Des témoignages qui ne sont pas sans rappeler la scène vécue par Emmanuel Macron lui-même dans un centre d’écoute pour femmes victimes de violence, et où un gendarme avait tout bonnement refusé d’accompagner l’appelante qui voulait récupérer ses affaires chez son ex-compagnon violent.

Ces chiffres et cette multitude de témoignages – bien plus parlants qu’un audit gouvernemental – démontrent que le problème n’émane pas de quelques « brebis galeuses » parmi ceux qui sont censés « garder la paix ». Le problème est autrement plus profond, et ne se résoudra certainement pas par une meilleure formation et la présence de quelques psychologues. Car la police n’est pas, et ne sera jamais, notre alliée. Comment penser que la solution aux violences de genre viendra d’hommes et de femmes qui portent le même uniforme que ceux qui ont tué Zineb Redouane ?

Au Mexique, des milliers de personnes ont manifesté dans les rues pour dénoncer une police qui, loin de les combattre, alimente les violences de genre. Une colère qui s’est exprimée au son de : « Ils ne nous protègent pas, ils nous violent ! ».

Car de la France au Mexique, c’est l’institution policière dans son ensemble qui est en cause, lorsqu’il s’agit de violences. Une institution dont le rôle premier est de réprimer, de matraquer, voire de tuer, mais certainement pas de protéger. En témoignent les milliers de femmes et d’hommes victimes de la sanglante répression qui s’est abattue sur le mouvement des Gilets jaunes ces derniers mois.

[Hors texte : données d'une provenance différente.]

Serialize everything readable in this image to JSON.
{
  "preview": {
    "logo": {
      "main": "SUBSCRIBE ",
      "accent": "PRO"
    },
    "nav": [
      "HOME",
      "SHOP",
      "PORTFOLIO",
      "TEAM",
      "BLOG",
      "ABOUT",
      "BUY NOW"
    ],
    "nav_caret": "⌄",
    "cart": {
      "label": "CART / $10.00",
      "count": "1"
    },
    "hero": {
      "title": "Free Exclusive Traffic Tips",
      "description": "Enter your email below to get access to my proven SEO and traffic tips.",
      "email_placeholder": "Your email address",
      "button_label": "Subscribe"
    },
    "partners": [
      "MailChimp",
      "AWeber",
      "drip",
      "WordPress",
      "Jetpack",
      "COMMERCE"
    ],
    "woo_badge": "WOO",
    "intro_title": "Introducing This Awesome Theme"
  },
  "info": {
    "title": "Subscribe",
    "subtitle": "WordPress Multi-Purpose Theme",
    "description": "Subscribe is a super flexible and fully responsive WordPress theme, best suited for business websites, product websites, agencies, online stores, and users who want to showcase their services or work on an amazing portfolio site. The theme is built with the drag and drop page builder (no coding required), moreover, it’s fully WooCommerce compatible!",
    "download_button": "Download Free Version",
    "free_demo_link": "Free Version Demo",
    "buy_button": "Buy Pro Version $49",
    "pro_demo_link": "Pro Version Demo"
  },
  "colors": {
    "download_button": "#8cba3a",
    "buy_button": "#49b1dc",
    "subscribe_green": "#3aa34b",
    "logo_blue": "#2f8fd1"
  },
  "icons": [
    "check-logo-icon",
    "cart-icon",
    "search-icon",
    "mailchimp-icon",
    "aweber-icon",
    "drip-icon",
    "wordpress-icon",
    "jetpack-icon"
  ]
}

C’est en ce sens que les mesures annoncées lors du Grenelle ne sont pas seulement des mesures cosmétiques. Elles révèlent en réalité toute l’hypocrisie d’un gouvernement qui précarise toujours plus les femmes par ses mesures anti-sociales telles que la réforme des retraites, qui donne des ordres aboutissant sur la mutilation de centaines de manifestants, mais qui récupère à son compte une lutte nécessaire contre les violences faites aux femmes pour tenter de relégitimer une police qui blesse et qui tue.

Ainsi, pour celles et ceux qui se mobilisent contre les violences de genre, dont les féminicides sont l’expression la plus dramatique, la perspective n’est certainement pas de négocier une meilleure formation des forces de répression auprès de Marlène Schiappa. Comme nous ne pouvons pas laisser la vie et la santé de nos sœurs, amies, mères entre les mains de la police, nous devons nous organiser indépendamment de l’État et de sa police, exiger des lieux où les femmes (et les éventuels enfants) victimes de violences puissent être immédiatement accueillies et que leur soit proposé un logement, des aides financières pour s’éloigner de leur agresseur, être en sécurité et pouvoir se reconstruire.

S’organiser pour lutter en toute indépendance de l’État et de ses institutions, c’est lutter contre ce gouvernement qui a du sang sur les mains et qu’un hypocrite Grenelle ne parviendra pas à laver.